Era como preguntar quién era Charles Manson; Thomas Kind, uno de los más conocidos, violentos y escurridizos fugitivos del mundo, para algunos también era uno de los personajes más románticos de la actualidad. Con «algunos» quería decir Hollywood. En los últimos meses se habían anunciado cuatro proyectos para cine y televisión en los que el personaje central era Thomas Kind. Harry lo sabía porque había negociado dos de ellos; el primero para uno de los protagonistas y el segundo para un director.
– Aunque su hermano no estuviera en una silla de ruedas, se hallaría en una situación muy peligrosa; Kind es un experto en encontrar a las personas a quienes persigue, tal como demostró en Pescara y Bellagio y ahora aquí, en Roma. Le aconsejaría que nos dijera dónde está.
Harry titubeó.
– Si detienen a Danny, será peor. Cuando Farel se entere, matará a Marsciano y ordenará a alguien que asesine a mi hermano, esté donde esté. Quizás a Kind, quizás a otra persona…
– Haremos lo posible para que esto no ocurra -aseveró Roscani.
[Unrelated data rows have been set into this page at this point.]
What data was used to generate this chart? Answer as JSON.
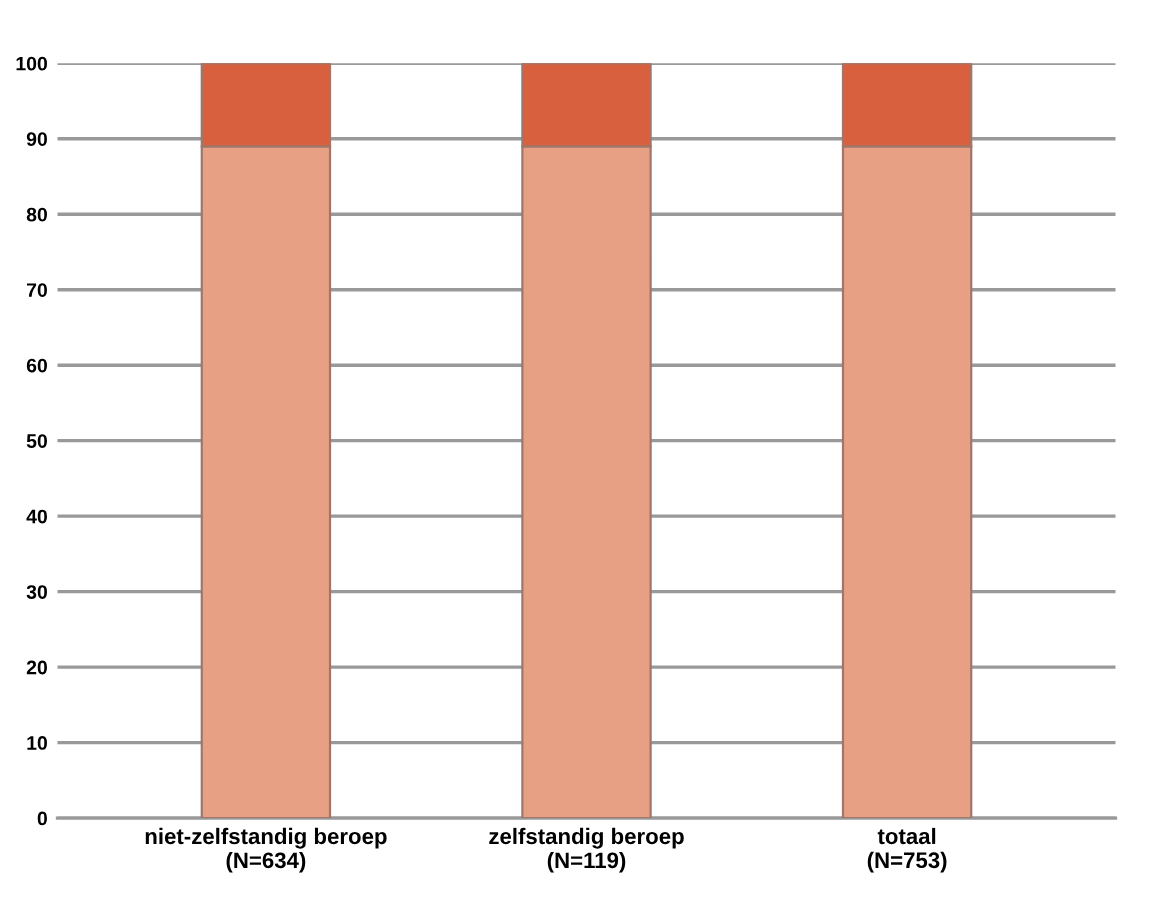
{
  "chart_data": {
    "type": "bar",
    "stacked": true,
    "categories": [
      "niet-zelfstandig beroep\n(N=634)",
      "zelfstandig beroep\n(N=119)",
      "totaal\n(N=753)"
    ],
    "series": [
      {
        "color": "#e8a085",
        "values": [
          89,
          89,
          89
        ]
      },
      {
        "color": "#d9603f",
        "values": [
          11,
          11,
          11
        ]
      }
    ],
    "ylim": [
      0,
      100
    ],
    "yticks": [
      0,
      10,
      20,
      30,
      40,
      50,
      60,
      70,
      80,
      90,
      100
    ],
    "grid": "y"
  }
}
– ¿Qué significa eso? -Una luz de alarma se encendió en el cerebro de Harry, sentía las manos empapadas y el sudor le cubría el labio superior.
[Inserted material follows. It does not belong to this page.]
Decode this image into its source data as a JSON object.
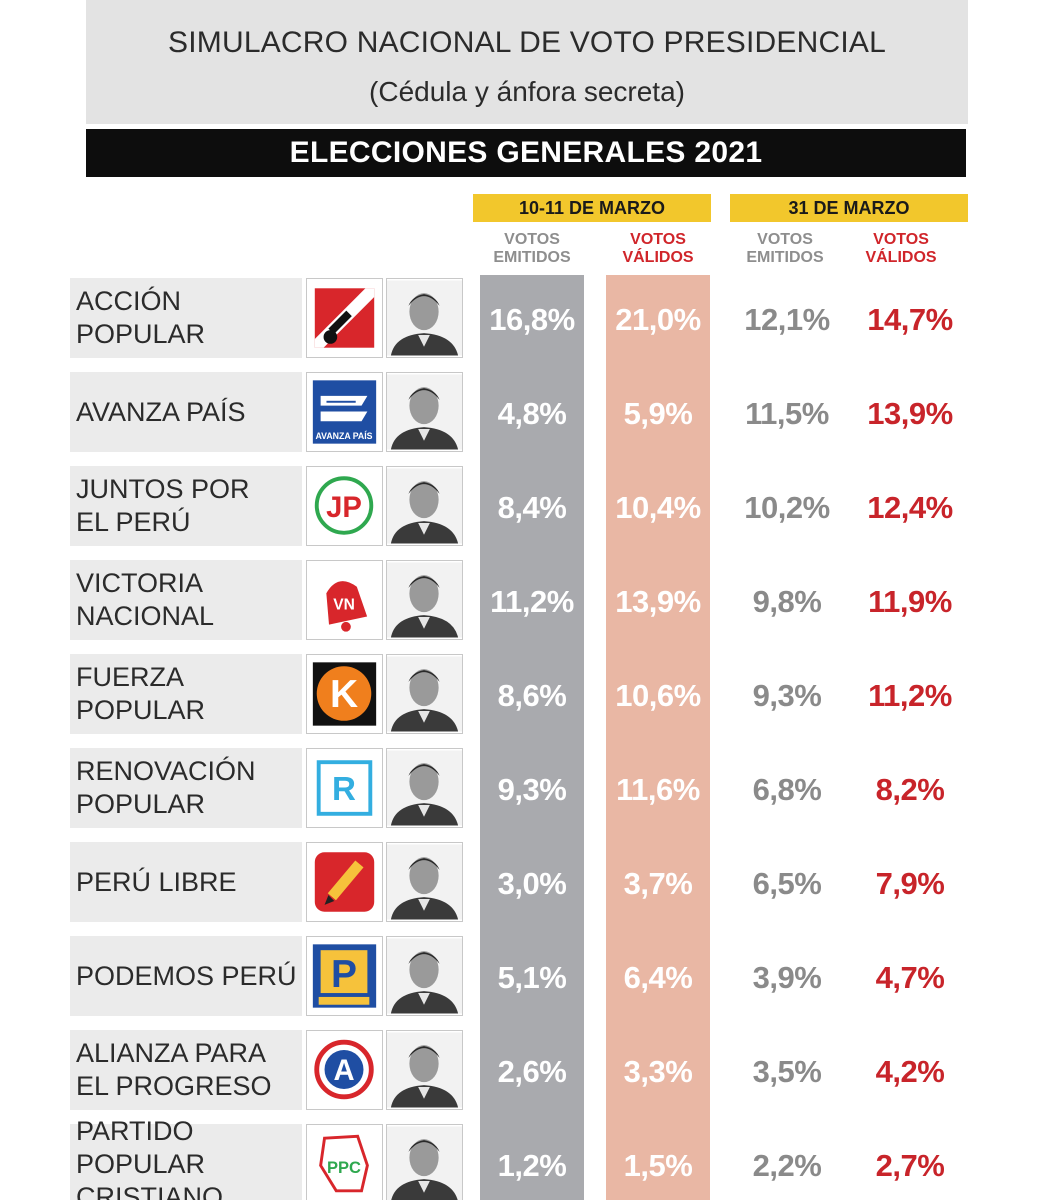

– Significa, señor Addison, que no hay pruebas que certifiquen que usted dice la verdad pero, por otro lado, sí que existen pruebas suficientes para procesarlo tanto a usted como a su hermano por sendos delitos de homicidio.
A Harry le dio un vuelco el corazón. Roscani iba a arrestarlo allí mismo. Debía evitarlo a toda costa.
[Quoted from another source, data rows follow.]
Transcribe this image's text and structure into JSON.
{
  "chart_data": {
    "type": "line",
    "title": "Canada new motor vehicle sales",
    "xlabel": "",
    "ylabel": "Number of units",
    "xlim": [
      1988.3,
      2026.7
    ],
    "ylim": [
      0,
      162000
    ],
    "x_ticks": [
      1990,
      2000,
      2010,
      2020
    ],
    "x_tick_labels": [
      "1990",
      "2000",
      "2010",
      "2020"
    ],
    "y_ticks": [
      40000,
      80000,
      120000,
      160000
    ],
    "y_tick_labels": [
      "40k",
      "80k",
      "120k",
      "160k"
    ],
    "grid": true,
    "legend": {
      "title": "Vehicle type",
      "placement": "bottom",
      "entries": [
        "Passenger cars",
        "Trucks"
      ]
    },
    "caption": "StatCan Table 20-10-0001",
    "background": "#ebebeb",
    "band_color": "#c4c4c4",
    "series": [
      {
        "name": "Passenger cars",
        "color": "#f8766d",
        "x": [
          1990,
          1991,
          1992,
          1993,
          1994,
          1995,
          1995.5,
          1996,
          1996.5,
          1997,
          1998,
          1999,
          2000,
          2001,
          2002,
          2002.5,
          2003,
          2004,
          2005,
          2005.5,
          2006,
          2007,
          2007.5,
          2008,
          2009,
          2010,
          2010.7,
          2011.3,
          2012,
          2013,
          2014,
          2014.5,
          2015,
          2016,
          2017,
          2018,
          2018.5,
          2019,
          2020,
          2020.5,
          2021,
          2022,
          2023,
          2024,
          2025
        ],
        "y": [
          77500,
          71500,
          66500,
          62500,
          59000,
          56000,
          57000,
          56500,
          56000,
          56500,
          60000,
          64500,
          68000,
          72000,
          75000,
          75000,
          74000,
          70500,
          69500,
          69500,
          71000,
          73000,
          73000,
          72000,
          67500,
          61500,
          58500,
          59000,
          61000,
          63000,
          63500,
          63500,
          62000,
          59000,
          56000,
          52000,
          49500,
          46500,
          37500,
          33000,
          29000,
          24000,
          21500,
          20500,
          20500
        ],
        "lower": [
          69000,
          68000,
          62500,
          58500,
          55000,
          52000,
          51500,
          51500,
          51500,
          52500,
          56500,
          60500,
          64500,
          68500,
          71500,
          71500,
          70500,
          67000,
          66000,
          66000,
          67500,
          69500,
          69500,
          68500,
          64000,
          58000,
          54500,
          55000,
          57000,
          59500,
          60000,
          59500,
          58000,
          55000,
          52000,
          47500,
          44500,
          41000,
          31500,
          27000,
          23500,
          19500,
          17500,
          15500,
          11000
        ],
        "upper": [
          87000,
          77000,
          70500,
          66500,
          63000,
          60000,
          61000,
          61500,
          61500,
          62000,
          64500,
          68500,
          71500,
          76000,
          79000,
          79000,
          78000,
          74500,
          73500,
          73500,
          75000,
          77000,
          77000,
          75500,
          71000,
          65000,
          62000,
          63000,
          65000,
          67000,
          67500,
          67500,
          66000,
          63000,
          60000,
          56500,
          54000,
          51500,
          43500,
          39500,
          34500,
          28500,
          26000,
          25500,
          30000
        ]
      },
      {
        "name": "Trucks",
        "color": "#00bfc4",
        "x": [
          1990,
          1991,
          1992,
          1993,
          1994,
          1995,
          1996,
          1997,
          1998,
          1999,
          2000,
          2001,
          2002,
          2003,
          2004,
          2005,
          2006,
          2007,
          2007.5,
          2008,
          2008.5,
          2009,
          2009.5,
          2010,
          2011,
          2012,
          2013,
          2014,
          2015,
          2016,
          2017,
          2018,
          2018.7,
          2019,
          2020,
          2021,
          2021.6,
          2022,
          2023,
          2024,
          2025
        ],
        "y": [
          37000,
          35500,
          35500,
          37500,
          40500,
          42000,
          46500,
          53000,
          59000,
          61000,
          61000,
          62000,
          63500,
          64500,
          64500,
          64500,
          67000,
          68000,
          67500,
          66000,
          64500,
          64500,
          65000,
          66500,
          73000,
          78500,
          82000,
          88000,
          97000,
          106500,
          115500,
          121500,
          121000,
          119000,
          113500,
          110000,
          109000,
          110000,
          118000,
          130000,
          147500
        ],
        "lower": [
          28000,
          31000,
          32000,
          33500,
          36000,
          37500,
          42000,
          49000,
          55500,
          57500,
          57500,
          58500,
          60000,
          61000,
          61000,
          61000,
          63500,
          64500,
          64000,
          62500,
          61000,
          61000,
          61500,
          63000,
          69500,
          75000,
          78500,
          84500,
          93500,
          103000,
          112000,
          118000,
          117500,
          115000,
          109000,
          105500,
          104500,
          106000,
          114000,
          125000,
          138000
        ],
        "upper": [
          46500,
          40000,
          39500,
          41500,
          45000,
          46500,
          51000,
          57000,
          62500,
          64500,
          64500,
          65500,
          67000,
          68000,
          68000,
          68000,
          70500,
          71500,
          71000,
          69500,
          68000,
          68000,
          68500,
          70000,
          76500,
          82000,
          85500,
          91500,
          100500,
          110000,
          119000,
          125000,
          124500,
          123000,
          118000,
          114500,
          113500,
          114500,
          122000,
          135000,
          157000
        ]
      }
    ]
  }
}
– ¿Está dispuesto a permitir que muera el testigo principal sin intentar impedirlo?
– Mis manos están atadas, señor Addison, no tengo autoridad para enviar a mis hombres al Vaticano ni para realizar detenciones… -Las palabras de Roscani, al menos, indicaban que creía la historia de Harry-. Nunca lograríamos extraditar a Marsciano, al cardenal Palestrina o a Farel. En Italia el juez es quien debe demostrar la culpabilidad del sospechoso «fuera de toda duda razonable». La labor del detective, mi labor, la de Scala, Castelletti, y del resto de los miembros del Gruppo Cardinale consiste en reunir pruebas para el fiscal, Marcello Taglia… Pero no existen pruebas, señor Addison, y por tanto no hay fundamento y, sin fundamento, ¿cómo pretende acusar al Vaticano? Usted es abogado, seguro que lo entiende.
Roscani no había apartado los ojos de Harry durante todo el discurso, y éste percibió en ellos rabia, frustración y una sensación de fracaso personal. Resultaba claro que había un conflicto interior entre sus sentimientos y su deber como policía.